Focus on Benefits Management

A best-practices wellness program provides resources that help people both improve their health and make better healthcare decisions.

Benefits management resources — tools that support provider and hospital selection, medication and treatment cost analysis, and healthcare budgeting and plan choices — are key elements of a comprehensive wellness program. Wellness strategies that don't also address how people choose health plans, providers, drugs, and treatments miss opportunities to engage consumers in improving and managing their health. And for most organizations, wellness initiatives are motivated at least in part by efforts to reduce healthcare costs and to help people make more cost-effective health and healthcare choices.

We talked to Shannon Callaway, director of product management at WebMD Health Services, about effectively integrating benefits resources within wellness programs and engaging people to use them.

How do benefits management resources fit into a wellness program?

Benefits management resources should give employees and health plan members the full picture when it comes to decisions about their health. These resources can also allow companies to tie financial implications directly to health decisions. For instance, even though people generally know they should exercise or quit smoking, sometimes they need more than just encouragement or information from online health resources. They may be more likely to change their behavior if they have a financial incentive, such as a discounted gym membership or tobacco-free reduction in health premium. Wherever possible, companies hoping to engage people's interest should consider how they can tie their health and wellness initiatives directly to their benefits options.

But don't people only think about benefits a few times a year?

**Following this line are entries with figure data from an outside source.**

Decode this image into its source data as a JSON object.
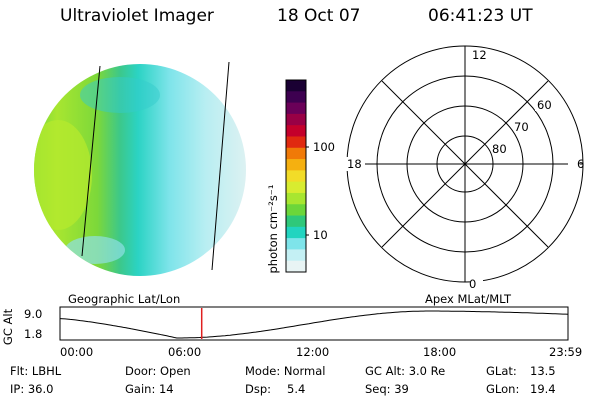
{
  "header": {
    "title": "Ultraviolet Imager",
    "date": "18 Oct 07",
    "time": "06:41:23 UT"
  },
  "colorbar": {
    "label": "photon cm⁻²s⁻¹",
    "ticks": [
      "100",
      "10"
    ],
    "colors": [
      "#1a0033",
      "#3d0050",
      "#6a0058",
      "#990045",
      "#c4002b",
      "#e02a10",
      "#f07a08",
      "#f5b010",
      "#f2dc28",
      "#d8ec30",
      "#a8e630",
      "#6cd63a",
      "#2fc87a",
      "#22d4c0",
      "#7ee4ea",
      "#c4f0f4",
      "#e8f4f4"
    ]
  },
  "polar_plot": {
    "mlt_labels": {
      "top": "12",
      "right": "6",
      "bottom": "0",
      "left": "18"
    },
    "lat_labels": [
      "60",
      "70",
      "80"
    ]
  },
  "timeline": {
    "left_title": "Geographic Lat/Lon",
    "right_title": "Apex MLat/MLT",
    "ylabel": "GC Alt",
    "yticks": [
      "9.0",
      "1.8"
    ],
    "xticks": [
      "00:00",
      "06:00",
      "12:00",
      "18:00",
      "23:59"
    ],
    "current_time_fraction": 0.279
  },
  "info": {
    "flt": "Flt: LBHL",
    "ip": "IP: 36.0",
    "door": "Door: Open",
    "gain": "Gain: 14",
    "mode": "Mode: Normal",
    "dsp_label": "Dsp:",
    "dsp_value": "5.4",
    "gc_alt": "GC Alt: 3.0 Re",
    "seq": "Seq: 39",
    "glat_label": "GLat:",
    "glat_value": "13.5",
    "glon_label": "GLon:",
    "glon_value": "19.4"
  }
}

Perhaps, but that may be more often than they think about their health. That's another advantage to tightly integrating your health and benefits resources. Everyone has to deal with health benefits at least once a year during open enrollment and as they research their care options during the year. When you have their attention on these financial issues, you have a unique opportunity to engage them in an ongoing interaction about their health and healthcare. The more tightly integrated your benefits resources are to your health improvement programs, the more successful you can be at both managing your costs and improving your population's health.

What's the best way to integrate these programs?

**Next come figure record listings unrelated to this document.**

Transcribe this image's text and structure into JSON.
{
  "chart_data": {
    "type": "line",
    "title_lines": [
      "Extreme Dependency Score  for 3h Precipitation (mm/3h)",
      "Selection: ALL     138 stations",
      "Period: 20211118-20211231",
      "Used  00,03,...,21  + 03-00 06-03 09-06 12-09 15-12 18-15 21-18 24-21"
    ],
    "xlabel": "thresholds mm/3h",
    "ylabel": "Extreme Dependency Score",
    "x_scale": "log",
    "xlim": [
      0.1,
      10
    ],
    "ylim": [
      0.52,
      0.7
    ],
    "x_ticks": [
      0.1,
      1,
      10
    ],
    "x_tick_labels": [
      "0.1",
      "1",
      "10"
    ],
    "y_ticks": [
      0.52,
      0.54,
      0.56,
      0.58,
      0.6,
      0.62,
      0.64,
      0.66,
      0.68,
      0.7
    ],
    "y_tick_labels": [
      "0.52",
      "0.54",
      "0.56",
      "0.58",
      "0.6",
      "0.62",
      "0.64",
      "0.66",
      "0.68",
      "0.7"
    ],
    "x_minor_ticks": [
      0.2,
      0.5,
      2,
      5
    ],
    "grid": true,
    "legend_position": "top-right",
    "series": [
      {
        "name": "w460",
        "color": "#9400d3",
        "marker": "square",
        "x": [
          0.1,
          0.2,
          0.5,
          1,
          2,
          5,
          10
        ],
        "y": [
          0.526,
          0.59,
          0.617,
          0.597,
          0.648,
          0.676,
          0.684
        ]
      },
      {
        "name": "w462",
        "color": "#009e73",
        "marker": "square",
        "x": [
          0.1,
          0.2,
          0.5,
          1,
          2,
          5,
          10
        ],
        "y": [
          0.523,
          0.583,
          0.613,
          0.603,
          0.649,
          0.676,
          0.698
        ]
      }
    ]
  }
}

Ideally you want consumers to understand the financial implications of their healthcare choices at the same time they are making them. That's why WebMD provides a comprehensive set of decision-support solutions.

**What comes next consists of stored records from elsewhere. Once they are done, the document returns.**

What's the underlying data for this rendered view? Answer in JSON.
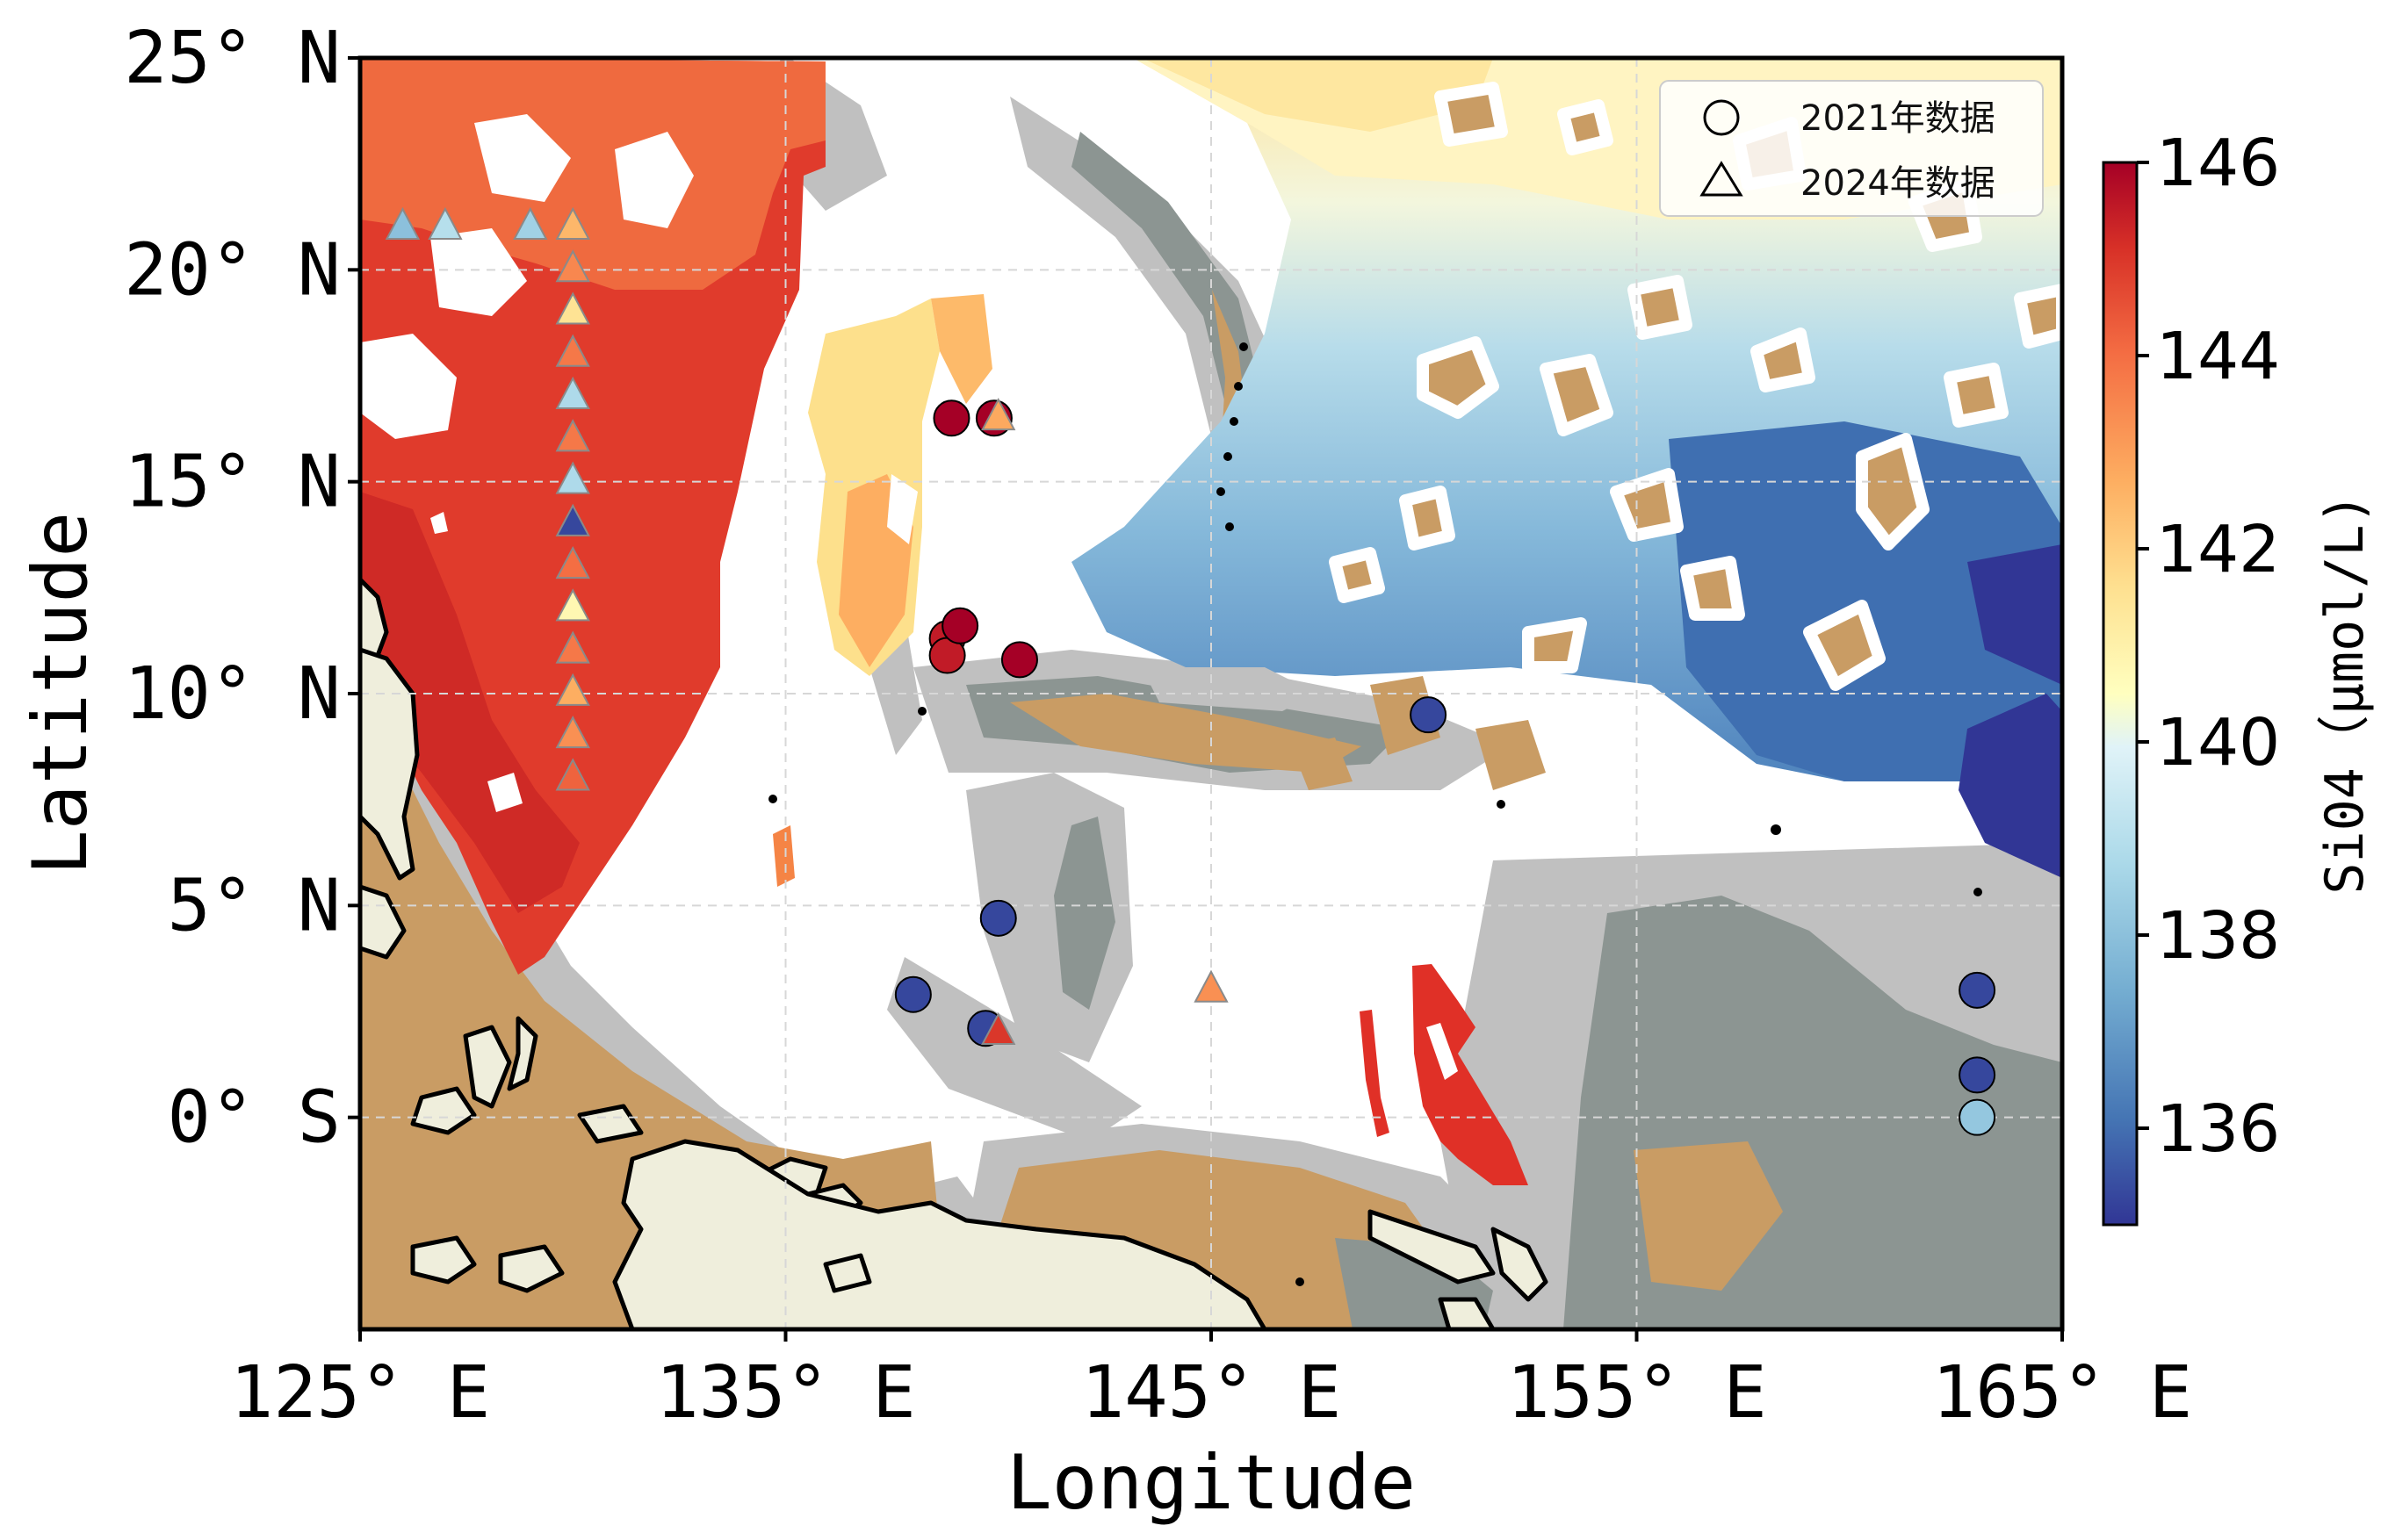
{
  "chart_data": {
    "type": "scatter",
    "xlabel": "Longitude",
    "ylabel": "Latitude",
    "xlim": [
      125,
      165
    ],
    "ylim": [
      -5,
      25
    ],
    "x_ticks": [
      {
        "value": 125,
        "label": "125° E"
      },
      {
        "value": 135,
        "label": "135° E"
      },
      {
        "value": 145,
        "label": "145° E"
      },
      {
        "value": 155,
        "label": "155° E"
      },
      {
        "value": 165,
        "label": "165° E"
      }
    ],
    "y_ticks": [
      {
        "value": 25,
        "label": "25° N"
      },
      {
        "value": 20,
        "label": "20° N"
      },
      {
        "value": 15,
        "label": "15° N"
      },
      {
        "value": 10,
        "label": "10° N"
      },
      {
        "value": 5,
        "label": "5° N"
      },
      {
        "value": 0,
        "label": "0° S"
      }
    ],
    "grid": true,
    "colorbar": {
      "label": "Si04（μmol/L)",
      "range": [
        135,
        146
      ],
      "ticks": [
        136,
        138,
        140,
        142,
        144,
        146
      ],
      "colormap": "RdYlBu_r"
    },
    "legend": {
      "position": "top-right",
      "entries": [
        {
          "marker": "circle",
          "label": "2021年数据"
        },
        {
          "marker": "triangle",
          "label": "2024年数据"
        }
      ]
    },
    "series": [
      {
        "name": "2021年数据",
        "marker": "circle",
        "points": [
          {
            "lon": 138.9,
            "lat": 16.5,
            "value": 146
          },
          {
            "lon": 139.9,
            "lat": 16.5,
            "value": 146
          },
          {
            "lon": 138.8,
            "lat": 11.3,
            "value": 145.5
          },
          {
            "lon": 138.8,
            "lat": 10.9,
            "value": 145.5
          },
          {
            "lon": 139.1,
            "lat": 11.6,
            "value": 146
          },
          {
            "lon": 140.5,
            "lat": 10.8,
            "value": 146
          },
          {
            "lon": 150.1,
            "lat": 9.5,
            "value": 135.3
          },
          {
            "lon": 140.0,
            "lat": 4.7,
            "value": 135.3
          },
          {
            "lon": 138.0,
            "lat": 2.9,
            "value": 135.3
          },
          {
            "lon": 139.7,
            "lat": 2.1,
            "value": 135.3
          },
          {
            "lon": 163.0,
            "lat": 3.0,
            "value": 135.3
          },
          {
            "lon": 163.0,
            "lat": 1.0,
            "value": 135.3
          },
          {
            "lon": 163.0,
            "lat": 0.0,
            "value": 138.2
          }
        ]
      },
      {
        "name": "2024年数据",
        "marker": "triangle",
        "points": [
          {
            "lon": 126.0,
            "lat": 21.0,
            "value": 138.0
          },
          {
            "lon": 127.0,
            "lat": 21.0,
            "value": 139.0
          },
          {
            "lon": 129.0,
            "lat": 21.0,
            "value": 138.5
          },
          {
            "lon": 130.0,
            "lat": 21.0,
            "value": 142.5
          },
          {
            "lon": 130.0,
            "lat": 20.0,
            "value": 143.5
          },
          {
            "lon": 130.0,
            "lat": 19.0,
            "value": 141.5
          },
          {
            "lon": 130.0,
            "lat": 18.0,
            "value": 143.8
          },
          {
            "lon": 130.0,
            "lat": 17.0,
            "value": 138.8
          },
          {
            "lon": 130.0,
            "lat": 16.0,
            "value": 143.8
          },
          {
            "lon": 130.0,
            "lat": 15.0,
            "value": 138.8
          },
          {
            "lon": 130.0,
            "lat": 14.0,
            "value": 135.3
          },
          {
            "lon": 130.0,
            "lat": 13.0,
            "value": 144.0
          },
          {
            "lon": 130.0,
            "lat": 12.0,
            "value": 140.8
          },
          {
            "lon": 130.0,
            "lat": 11.0,
            "value": 143.8
          },
          {
            "lon": 130.0,
            "lat": 10.0,
            "value": 142.7
          },
          {
            "lon": 130.0,
            "lat": 9.0,
            "value": 143.3
          },
          {
            "lon": 130.0,
            "lat": 8.0,
            "value": 144.2
          },
          {
            "lon": 140.0,
            "lat": 16.5,
            "value": 142.8
          },
          {
            "lon": 145.0,
            "lat": 3.0,
            "value": 143.3
          },
          {
            "lon": 140.0,
            "lat": 2.0,
            "value": 145.0
          }
        ]
      }
    ]
  }
}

When people log into the WebMD Health & Benefits Manager, they see the same framework and the same interface whether they're using our health improvement or decision-support applications. A single sign-on and password gives them access to the entire family of WebMD services. That familiarity and trust is important to their willingness to use the system.

Integration also makes the information they receive more personalized and relevant. A common example is an ongoing prescription that an individual has recorded in his personal health record. That prescription will automatically be pulled into the decision-support tools so that he can easily include information about his own specific healthcare use when making decisions for the next year. With complete information, he is better able to choose the right health plan for his situation, including his expected costs. And he can also access other relevant health resources within the same online framework should he have an interest in researching options for medications, specialists, or treatments.